A propos de Vallmì…
Réflexion sur le bijou
Un bijou est une histoire qui commence par l’intention créatrice du bijoutier et de son commanditaire. Il est unique et empreint d’une forte signification. Il est aussi voué au mouvement : il passe des mains de l’artisan à celles qui vont le porter et peut-être l’offrir et le transmettre.
C’est bien plus qu’une parure, c’est un révélateur de personnalité, une fenêtre sur l’âme de celui qui s’en pare et s’en empare. Un bijou aimé fait parti de nous, il est difficile de le retirer le soir, essentiel de le transmettre à quelqu’un pour qui il aura un sens.
C’est une histoire aussi importante que les contes de l’enfance.
Il acquiert ainsi la valeur de trésor.
Sources d’inspiration
Je travaille à Paris, réalisant moi-même chaque étape, du dessin au bijou poinçonné.
Je suis arrivée au bijou par une voie sinueuse. J’ai grandi dans l’atelier d’une artiste, découvrant enfant les papiers découpés et semés sur le sol, les pigments colorés, l’odeur de l’encre de gravure. J’ai regardé, mis ma touche l’air de rien par-ci, par-là, mémorisé les gestes.

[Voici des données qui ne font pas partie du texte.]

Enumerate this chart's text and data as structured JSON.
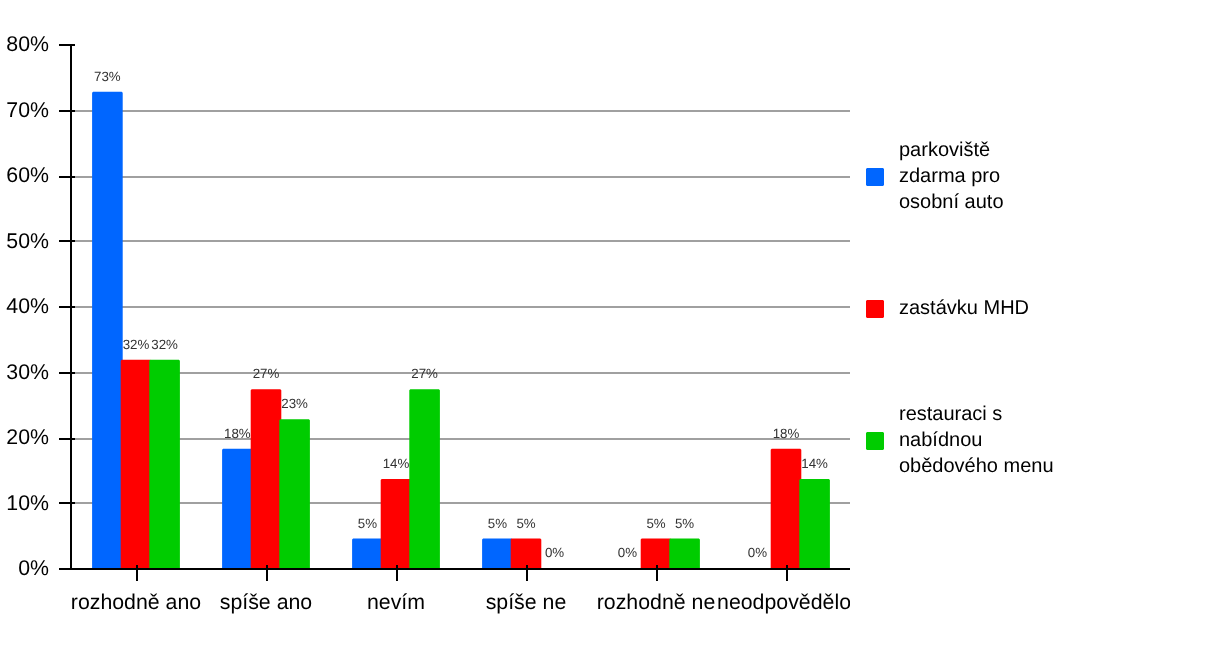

J’aimais l’histoire; j’étudiai l’histoire des collections. Le monde des enchères me fascinait, mais c’est en voulant refaire une bague de famille, que je découvris l’atelier d’un bijoutier… et l’idée prit forme.
J’ai eu la chance inestimable de me former dans une école de joaillerie à Rome, avec des professeurs qui transmettaient leur savoir comme dans un atelier hors du temps, alliant l’exigence du travail à la créativité italienne.
Mes bijoux sont imprégnées de ce moment romain, où l’archéologie côtoie le baroque, où les cyprès se dressent vers le ciel lumineux et où les oliviers et les lauriers roses recouvrent les terrasses aux teintes atténuées par le soleil.
Le sens de la transmission, la beauté de l’érosion séculaire.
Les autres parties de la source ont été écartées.